Every year, 1,182 lives would be saved in the US if all five DWI therapies were put into practice in places where they are not currently available. The monetized value would be $2.7 billion, while the yearly cost would be around $764 million. This strategy has a 3.53 cost-effectiveness ratio, which means that for every $1 the state spends on implementing the interventions, society benefits by $3.53 overall. Even if this cost-effectiveness ratio is favorable, there may be more cost-effective strategies to prevent drunk driving. We must search for certain therapies with greater cost-effectiveness ratios in order to ascertain this.

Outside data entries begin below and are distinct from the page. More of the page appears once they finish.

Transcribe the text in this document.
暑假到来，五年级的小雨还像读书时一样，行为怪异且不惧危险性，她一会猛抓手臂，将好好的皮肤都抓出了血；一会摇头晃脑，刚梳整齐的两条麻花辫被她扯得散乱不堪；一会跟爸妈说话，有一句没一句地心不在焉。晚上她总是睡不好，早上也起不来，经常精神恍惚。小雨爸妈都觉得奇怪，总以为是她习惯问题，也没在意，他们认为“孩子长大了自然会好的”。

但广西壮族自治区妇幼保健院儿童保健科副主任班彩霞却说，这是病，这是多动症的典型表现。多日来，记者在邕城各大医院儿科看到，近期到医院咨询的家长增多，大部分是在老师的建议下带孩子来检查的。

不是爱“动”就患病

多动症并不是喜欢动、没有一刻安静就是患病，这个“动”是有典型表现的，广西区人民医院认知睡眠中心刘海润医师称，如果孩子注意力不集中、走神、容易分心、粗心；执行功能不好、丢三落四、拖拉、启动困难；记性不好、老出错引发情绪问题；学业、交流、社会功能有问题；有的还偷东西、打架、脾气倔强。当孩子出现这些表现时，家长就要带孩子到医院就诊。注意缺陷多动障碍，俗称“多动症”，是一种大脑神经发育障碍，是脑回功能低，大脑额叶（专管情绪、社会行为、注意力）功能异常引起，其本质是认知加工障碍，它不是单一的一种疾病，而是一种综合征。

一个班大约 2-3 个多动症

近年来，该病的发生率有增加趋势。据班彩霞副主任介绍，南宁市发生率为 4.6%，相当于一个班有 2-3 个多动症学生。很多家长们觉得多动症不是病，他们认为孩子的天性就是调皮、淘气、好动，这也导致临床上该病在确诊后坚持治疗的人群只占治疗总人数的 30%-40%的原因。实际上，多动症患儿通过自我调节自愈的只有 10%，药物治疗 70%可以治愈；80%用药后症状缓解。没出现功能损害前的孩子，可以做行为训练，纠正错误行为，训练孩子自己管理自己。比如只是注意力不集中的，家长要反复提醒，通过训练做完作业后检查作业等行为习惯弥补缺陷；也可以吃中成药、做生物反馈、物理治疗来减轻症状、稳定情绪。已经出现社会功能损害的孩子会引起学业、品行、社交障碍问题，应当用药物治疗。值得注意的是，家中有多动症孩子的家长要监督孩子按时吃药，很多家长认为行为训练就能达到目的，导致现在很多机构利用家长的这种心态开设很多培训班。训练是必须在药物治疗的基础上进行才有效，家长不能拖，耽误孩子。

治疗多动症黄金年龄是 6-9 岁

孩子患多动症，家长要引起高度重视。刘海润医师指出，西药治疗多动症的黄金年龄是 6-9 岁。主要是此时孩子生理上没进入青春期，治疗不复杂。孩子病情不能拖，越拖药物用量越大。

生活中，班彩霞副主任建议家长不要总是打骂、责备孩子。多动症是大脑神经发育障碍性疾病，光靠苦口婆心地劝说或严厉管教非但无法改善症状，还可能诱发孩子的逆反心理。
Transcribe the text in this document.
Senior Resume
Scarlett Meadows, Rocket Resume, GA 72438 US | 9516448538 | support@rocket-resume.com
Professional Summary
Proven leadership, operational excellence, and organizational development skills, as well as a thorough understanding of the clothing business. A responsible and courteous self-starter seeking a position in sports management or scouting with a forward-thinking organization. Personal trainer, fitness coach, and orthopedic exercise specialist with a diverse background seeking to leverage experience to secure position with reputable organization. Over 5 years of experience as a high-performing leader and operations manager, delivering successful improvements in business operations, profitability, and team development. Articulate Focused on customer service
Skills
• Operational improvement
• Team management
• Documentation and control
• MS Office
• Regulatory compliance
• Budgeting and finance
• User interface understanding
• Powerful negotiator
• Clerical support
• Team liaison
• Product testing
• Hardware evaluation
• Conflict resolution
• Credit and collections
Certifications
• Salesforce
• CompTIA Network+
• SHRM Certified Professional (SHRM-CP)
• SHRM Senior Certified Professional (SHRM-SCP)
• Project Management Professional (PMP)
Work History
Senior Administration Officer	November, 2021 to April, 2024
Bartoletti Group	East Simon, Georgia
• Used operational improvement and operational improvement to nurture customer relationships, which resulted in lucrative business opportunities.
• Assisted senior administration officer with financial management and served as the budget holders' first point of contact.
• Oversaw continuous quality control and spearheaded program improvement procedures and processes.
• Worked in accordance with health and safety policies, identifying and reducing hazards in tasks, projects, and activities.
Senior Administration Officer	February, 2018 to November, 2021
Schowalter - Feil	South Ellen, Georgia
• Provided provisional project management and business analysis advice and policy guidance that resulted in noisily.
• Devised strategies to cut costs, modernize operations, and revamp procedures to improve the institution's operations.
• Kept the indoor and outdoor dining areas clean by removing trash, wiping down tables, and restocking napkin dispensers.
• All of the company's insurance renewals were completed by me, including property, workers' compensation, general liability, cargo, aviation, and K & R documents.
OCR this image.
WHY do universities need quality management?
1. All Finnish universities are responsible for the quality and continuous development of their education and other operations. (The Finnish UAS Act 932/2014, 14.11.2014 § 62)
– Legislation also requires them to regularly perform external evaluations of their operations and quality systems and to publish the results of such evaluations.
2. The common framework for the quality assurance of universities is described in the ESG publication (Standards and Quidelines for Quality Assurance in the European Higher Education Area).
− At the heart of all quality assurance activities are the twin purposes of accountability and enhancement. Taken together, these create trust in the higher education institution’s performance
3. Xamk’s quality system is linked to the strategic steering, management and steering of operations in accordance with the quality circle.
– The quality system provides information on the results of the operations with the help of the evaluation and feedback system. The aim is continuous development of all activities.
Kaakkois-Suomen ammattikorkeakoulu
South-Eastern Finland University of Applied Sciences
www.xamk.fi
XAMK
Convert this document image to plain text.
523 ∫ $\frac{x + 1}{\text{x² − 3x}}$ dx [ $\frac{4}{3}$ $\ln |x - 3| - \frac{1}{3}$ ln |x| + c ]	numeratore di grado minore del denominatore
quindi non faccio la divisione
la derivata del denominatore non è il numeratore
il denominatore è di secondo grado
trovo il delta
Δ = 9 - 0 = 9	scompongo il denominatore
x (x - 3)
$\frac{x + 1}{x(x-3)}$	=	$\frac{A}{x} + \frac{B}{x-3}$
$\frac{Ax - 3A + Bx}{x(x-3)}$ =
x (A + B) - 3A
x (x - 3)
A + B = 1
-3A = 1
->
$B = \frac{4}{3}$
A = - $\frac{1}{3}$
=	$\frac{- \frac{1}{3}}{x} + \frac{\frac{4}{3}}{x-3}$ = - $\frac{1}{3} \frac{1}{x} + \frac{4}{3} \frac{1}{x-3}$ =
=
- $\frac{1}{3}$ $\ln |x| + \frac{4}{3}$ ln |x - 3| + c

The Need for State-Specific Analysis

Depending on the state, an intervention may have a varied cost-effectiveness ratio. This is because the prices and consequences vary throughout states. The distribution of collision causes (the percentage of DWI-related crash deaths varies by state) and the importance of preventing harm or saving a life determine how an intervention will perform. The expenses are determined by the cost of implementing an intervention, which differs from state to state due to factors including population, size, and pay provided to state personnel. The estimated number of offenders in each state determines the cost of implementing an intervention for drunk driving, hence the price varies accordingly.

In order to determine which initiatives are the most cost-effective, we must first rank each intervention according to its cost-effectiveness in each state. The interventions that are already in use should not be incorporated into the analysis. 51 states times five interventions is 255 potential intervention-state combinations; if we take out the ones that are currently in use, the number drops to 119.